4. Il résulte des dispositions de l'article L. 8222-1 du code du travail que toute personne qui conclut un contrat dont l'objet porte sur une obligation d'un montant minimum en vue de l'exécution d'un travail, de la fourniture d'une prestation de services ou de l'accomplissement d'un acte de commerce est tenue de vérifier, lors de la conclusion de ce contrat et périodiquement jusqu'à la fin de son exécution, que son cocontractant s'acquitte de certaines obligations déclaratives et formalités exigées par la législation du travail. Aux termes de l'article L. 8222-2 du même code : " Toute personne qui méconnaît les dispositions de l'article L. 8222-1, ainsi que toute personne condamnée pour avoir recouru directement ou par personne interposée aux services de celui qui exerce un travail dissimulé, est tenue solidairement avec celui qui a fait l'objet d'un procès-verbal pour délit de travail dissimulé : / 1° Au paiement des impôts, taxes et cotisations obligatoires ainsi que des pénalités et majorations dus par celui-ci au Trésor ou aux organismes de protection sociale (...) ". Par sa décision n° 2015-479 QPC du 31 juillet 2015, le Conseil constitutionnel a déclaré conformes à la Constitution les dispositions du deuxième alinéa de l'article L. 8222-2 du code du travail, citées ci-dessus, sous la réserve qu'elles n'interdisent pas au donneur d'ordre de contester la régularité de la procédure, le
bien-fondé et l'exigibilité des impôts, taxes et cotisations obligatoires, ainsi que les pénalités et majorations y afférentes au paiement solidaire desquels il est tenu.

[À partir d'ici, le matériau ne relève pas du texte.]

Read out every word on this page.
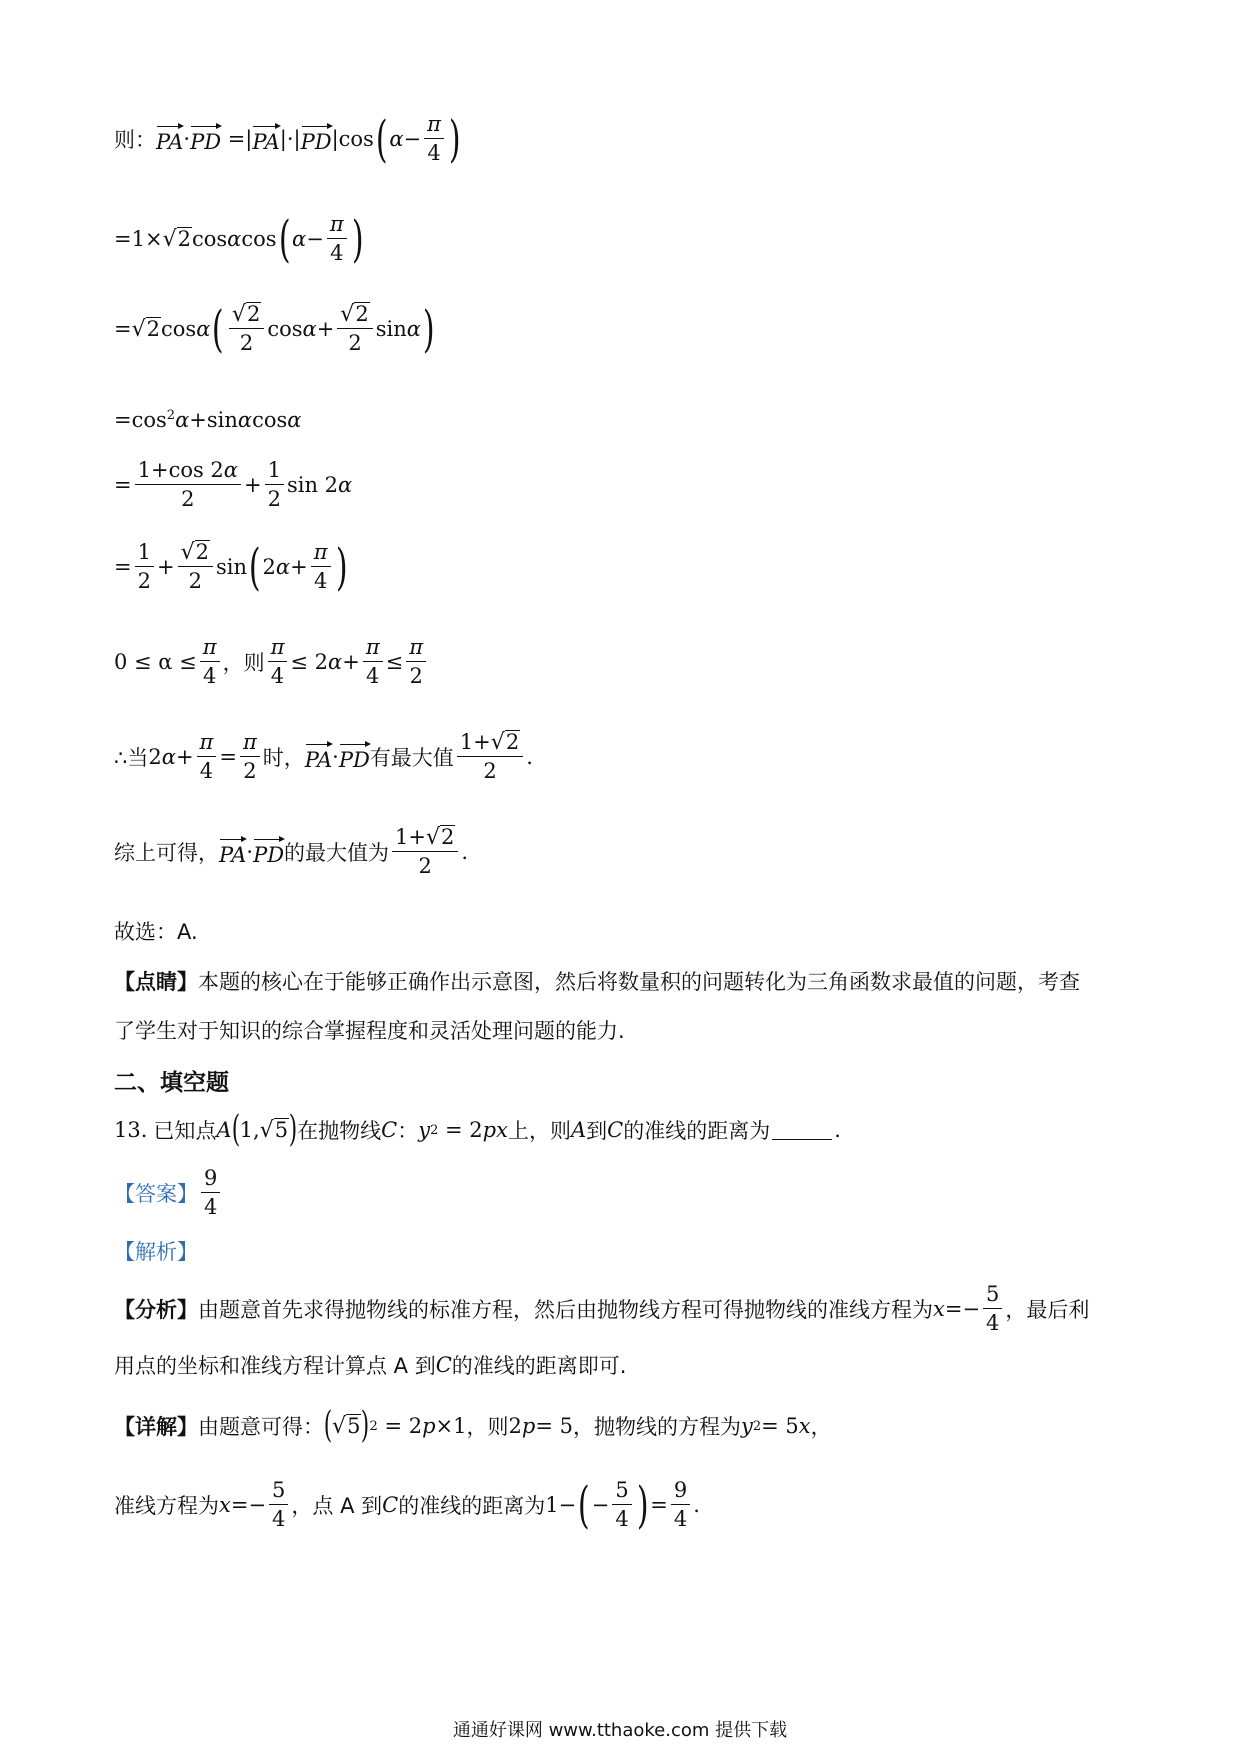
则： PA · PD =| PA |·| PD |cos ( $\alpha - \frac{\pi}{4}$ )
=1× √ 2 cos α cos ( $\alpha - \frac{\pi}{4}$ )
= √ 2 cos α ( $\frac{√ 2}{2}$ $\cos \alpha + \frac{√ 2}{2}$ sin α )
$=\cos^2$ α +sin α cos α
= $\frac{1+\cos 2\alpha}{2} + \frac{1}{2}$ sin 2 α
= $\frac{1}{2} + \frac{√ 2}{2}$ sin ( 2 $\alpha + \frac{\pi}{4}$ )
$0 \le \alpha \le \frac{\pi}{4}$ ，则 $\frac{\pi}{4} \le 2$ $\alpha + \frac{\pi}{4} \le \frac{\pi}{2}$
∴当 2 $\alpha + \frac{\pi}{4} = \frac{\pi}{2}$ 时， PA · PD 有最大值 $\frac{1+ √ 2}{2}$ .
综上可得， PA · PD 的最大值为 $\frac{1+ √ 2}{2}$ .
故选：A.
【点睛】 本题的核心在于能够正确作出示意图，然后将数量积的问题转化为三角函数求最值的问题，考查
了学生对于知识的综合掌握程度和灵活处理问题的能力.
二、填空题
13. 已知点 A ( 1, √ 5 ) 在抛物线 C ： y 2 = 2 px 上，则 A 到 C 的准线的距离为	.
【答案】 $\frac{9}{4}$
【解析】
【分析】 由题意首先求得抛物线的标准方程，然后由抛物线方程可得抛物线的准线方程为 $x =- \frac{5}{4}$ ，最后利
用点的坐标和准线方程计算点 A 到 C 的准线的距离即可.
【详解】 由题意可得： ( √ 5 ) 2 = 2 p ×1 ，则 2 p = 5 ，抛物线的方程为 y 2 = 5 x ，
准线方程为 $x =- \frac{5}{4}$ ，点 A 到 C 的准线的距离为 1− ( − $\frac{5}{4}$ ) = $\frac{9}{4}$ .
通通好课网 www.tthaoke.com 提供下载
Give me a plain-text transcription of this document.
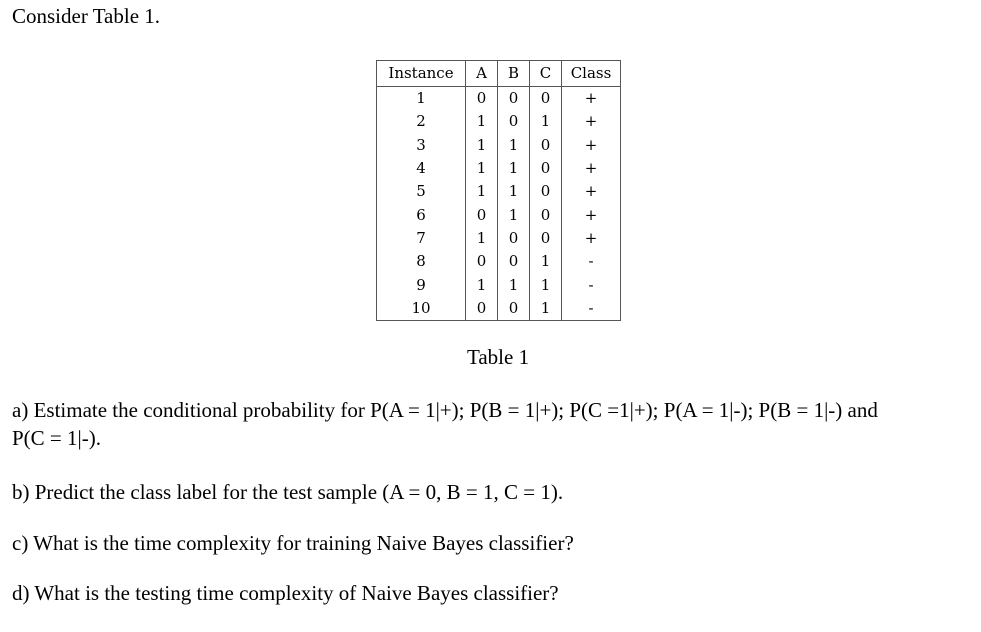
Consider Table 1.

Instance	A	B	C	Class
1	0	0	0	+
2	1	0	1	+
3	1	1	0	+
4	1	1	0	+
5	1	1	0	+
6	0	1	0	+
7	1	0	0	+
8	0	0	1	-
9	1	1	1	-
10	0	0	1	-

Table 1

a) Estimate the conditional probability for P(A = 1|+); P(B = 1|+); P(C =1|+); P(A = 1|-); P(B = 1|-) and

P(C = 1|-).

b) Predict the class label for the test sample (A = 0, B = 1, C = 1).

c) What is the time complexity for training Naive Bayes classifier?

d) What is the testing time complexity of Naive Bayes classifier?
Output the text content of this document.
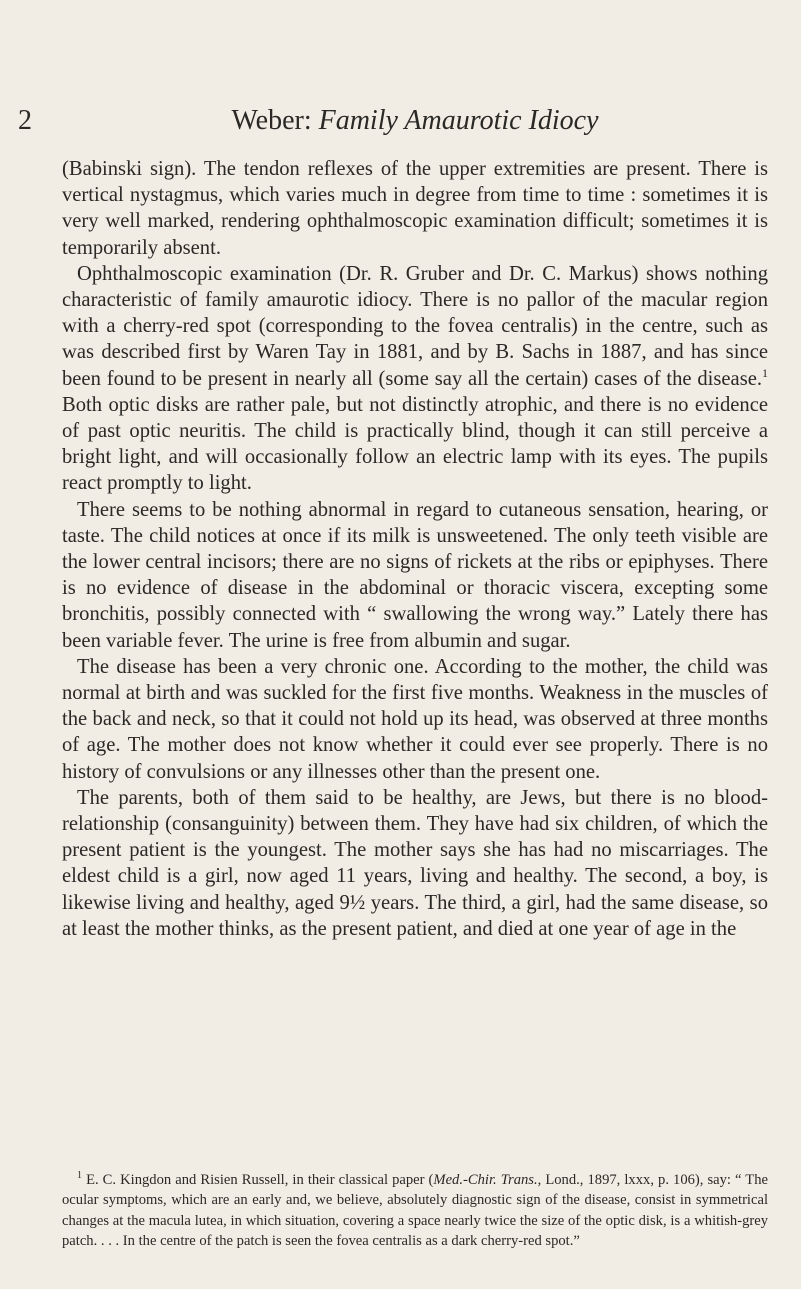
2	Weber: Family Amaurotic Idiocy

(Babinski sign). The tendon reflexes of the upper extremities are present. There is vertical nystagmus, which varies much in degree from time to time : sometimes it is very well marked, rendering ophthalmoscopic examination difficult; sometimes it is temporarily absent.

Ophthalmoscopic examination (Dr. R. Gruber and Dr. C. Markus) shows nothing characteristic of family amaurotic idiocy. There is no pallor of the macular region with a cherry-red spot (corresponding to the fovea centralis) in the centre, such as was described first by Waren Tay in 1881, and by B. Sachs in 1887, and has since been found to be present in nearly all (some say all the certain) cases of the disease.$^1$ Both optic disks are rather pale, but not distinctly atrophic, and there is no evidence of past optic neuritis. The child is practically blind, though it can still perceive a bright light, and will occasionally follow an electric lamp with its eyes. The pupils react promptly to light.

There seems to be nothing abnormal in regard to cutaneous sensation, hearing, or taste. The child notices at once if its milk is unsweetened. The only teeth visible are the lower central incisors; there are no signs of rickets at the ribs or epiphyses. There is no evidence of disease in the abdominal or thoracic viscera, excepting some bronchitis, possibly connected with “ swallowing the wrong way.” Lately there has been variable fever. The urine is free from albumin and sugar.

The disease has been a very chronic one. According to the mother, the child was normal at birth and was suckled for the first five months. Weakness in the muscles of the back and neck, so that it could not hold up its head, was observed at three months of age. The mother does not know whether it could ever see properly. There is no history of convulsions or any illnesses other than the present one.

The parents, both of them said to be healthy, are Jews, but there is no blood-relationship (consanguinity) between them. They have had six children, of which the present patient is the youngest. The mother says she has had no miscarriages. The eldest child is a girl, now aged 11 years, living and healthy. The second, a boy, is likewise living and healthy, aged 9½ years. The third, a girl, had the same disease, so at least the mother thinks, as the present patient, and died at one year of age in the

$^1$ E. C. Kingdon and Risien Russell, in their classical paper (Med.-Chir. Trans., Lond., 1897, lxxx, p. 106), say: “ The ocular symptoms, which are an early and, we believe, absolutely diagnostic sign of the disease, consist in symmetrical changes at the macula lutea, in which situation, covering a space nearly twice the size of the optic disk, is a whitish-grey patch. . . . In the centre of the patch is seen the fovea centralis as a dark cherry-red spot.”
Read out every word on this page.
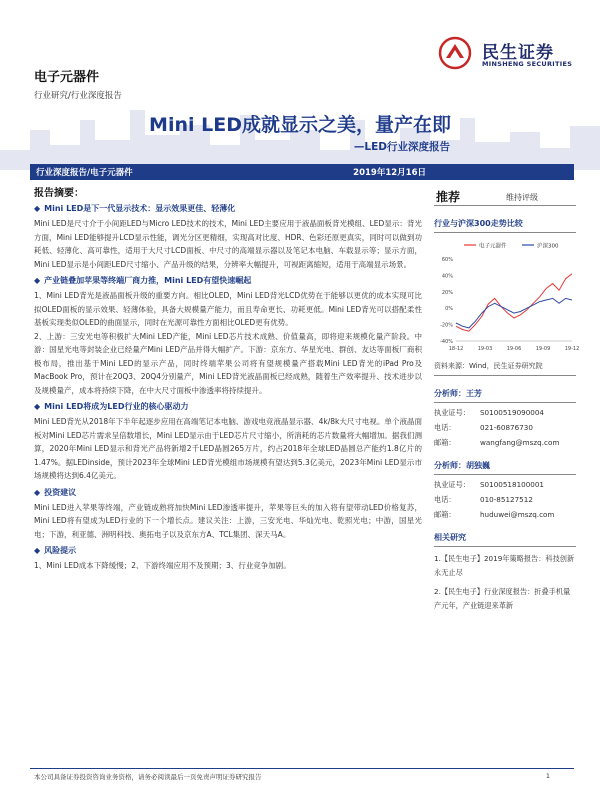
电子元器件
行业研究/行业深度报告
民生证券
MINSHENG SECURITIES
Mini LED成就显示之美，量产在即
—LED行业深度报告
行业深度报告/电子元器件	2019年12月16日
报告摘要：
◆ Mini LED是下一代显示技术：显示效果更佳、轻薄化
Mini LED是尺寸介于小间距LED与Micro LED技术的技术，Mini LED主要应用于液晶面板背光模组、LED显示：背光方面，Mini LED能够提升LCD显示性能，调光分区更精细，实现高对比度、HDR、色彩还原更真实，同时可以做到功耗低、轻薄化、高可靠性，适用于大尺寸LCD面板、中尺寸的高端显示器以及笔记本电脑、车载显示等；显示方面，Mini LED显示是小间距LED尺寸缩小、产品升级的结果，分辨率大幅提升，可视距离缩短，适用于高端显示场景。
◆ 产业链叠加苹果等终端厂商力推，Mini LED有望快速崛起
1、Mini LED背光是液晶面板升级的重要方向。相比OLED，Mini LED背光LCD优势在于能够以更优的成本实现可比拟OLED面板的显示效果、轻薄体验，具备大规模量产能力，而且寿命更长、功耗更低。Mini LED背光可以搭配柔性基板实现类似OLED的曲面显示，同时在光源可靠性方面相比OLED更有优势。
2、上游：三安光电等积极扩大Mini LED产能，Mini LED芯片技术成熟、价值量高，即将迎来规模化量产阶段。中游：国星光电等封装企业已经量产Mini LED产品并得大幅扩产。下游：京东方、华星光电、群创、友达等面板厂商积极布局，推出基于Mini LED的显示产品，同时终端苹果公司将有望规模量产搭载Mini LED背光的iPad Pro及MacBook Pro，预计在20Q3、20Q4分别量产，Mini LED背光液晶面板已经成熟，随着生产效率提升、技术进步以及规模量产，成本将持续下降，在中大尺寸面板中渗透率将持续提升。
◆ Mini LED将成为LED行业的核心驱动力
Mini LED背光从2018年下半年起逐步应用在高端笔记本电脑、游戏电竞液晶显示器、4k/8k大尺寸电视。单个液晶面板对Mini LED芯片需求呈倍数增长，Mini LED显示由于LED芯片尺寸缩小，所消耗的芯片数量将大幅增加。据我们测算，2020年Mini LED显示和背光产品将新增2千LED晶圆265万片，约占2018年全球LED晶圆总产能约1.8亿片的1.47%。据LEDinside，预计2023年全球Mini LED背光模组市场规模有望达到5.3亿美元，2023年Mini LED显示市场规模将达到6.4亿美元。
◆ 投资建议
Mini LED进入苹果等终端，产业链成熟将加快Mini LED渗透率提升，苹果等巨头的加入将有望带动LED价格复苏，Mini LED将有望成为LED行业的下一个增长点。建议关注：上游，三安光电、华灿光电、乾照光电；中游，国星光电；下游，利亚德、洲明科技、奥拓电子以及京东方A、TCL集团、深天马A。
◆ 风险提示
1、Mini LED成本下降缓慢；2、下游终端应用不及预期；3、行业竞争加剧。
推荐	维持评级
行业与沪深300走势比较
电子元器件	沪深300
60%
40%
20%
0%
-20%
-40%
18-12	19-03	19-06	19-09	19-12
资料来源：Wind，民生证券研究院
分析师：王芳
执业证号：	S0100519090004
电话：	021-60876730
邮箱：	wangfang@mszq.com
分析师：胡独巍
执业证号：	S0100518100001
电话：	010-85127512
邮箱：	huduwei@mszq.com
相关研究
1.【民生电子】2019年策略报告：科技创新 永无止尽
2.【民生电子】行业深度报告：折叠手机量产元年，产业链迎来革新
本公司具备证券投资咨询业务资格，请务必阅读最后一页免责声明证券研究报告	1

5. Aux termes de l'article R. 256-1 du livre des procédures fiscales : " L'avis de mise en recouvrement individuel prévu à l'article L. 256 indique pour chaque impôt ou taxe le montant global des droits, des pénalités et des intérêts de retard qui font l'objet de cet avis. / Lorsque l'avis de mise en recouvrement est consécutif à une procédure de rectification, il fait référence à la proposition prévue à l'article L. 57 ou à la notification prévue à l'article L. 76 et, le cas échéant, au document adressé au contribuable l'informant d'une modification des droits, taxes et pénalités résultant des rectifications. (...) ". Aux termes de l'article R. 256-2 du même livre : " Lorsque le comptable poursuit le recouvrement d'une créance à l'égard de débiteurs tenus conjointement ou solidairement au paiement de celle-ci, il notifie préalablement à chacun d'eux un avis de mise en recouvrement ".
6. Il résulte des dispositions précitées que lorsque l'administration adresse un avis de mise en recouvrement par lequel elle met en oeuvre une solidarité de paiement, telle que celle qui est prévue par l'article 1727 quater du code général des impôts, à l'encontre d'une société qui n'a pas procédé aux vérifications prévues à l'article L. 8222-1 du code du travail, elle est tenue de lui adresser un avis de mise en recouvrement individuel qui doit comporter les indications prescrites par l'article R. 256-1 du livre des procédures fiscales. Ces mentions permettent au débiteur solidaire d'obtenir, à sa demande, la communication des documents mentionnés dans cet avis de mise en recouvrement, ainsi que de tout document utile à la contestation de la régularité de la procédure, du bien-fondé et de l'exigibilité des impôts, taxes et cotisations obligatoires, ainsi que des pénalités et majorations correspondantes au paiement solidaire desquels il est tenu.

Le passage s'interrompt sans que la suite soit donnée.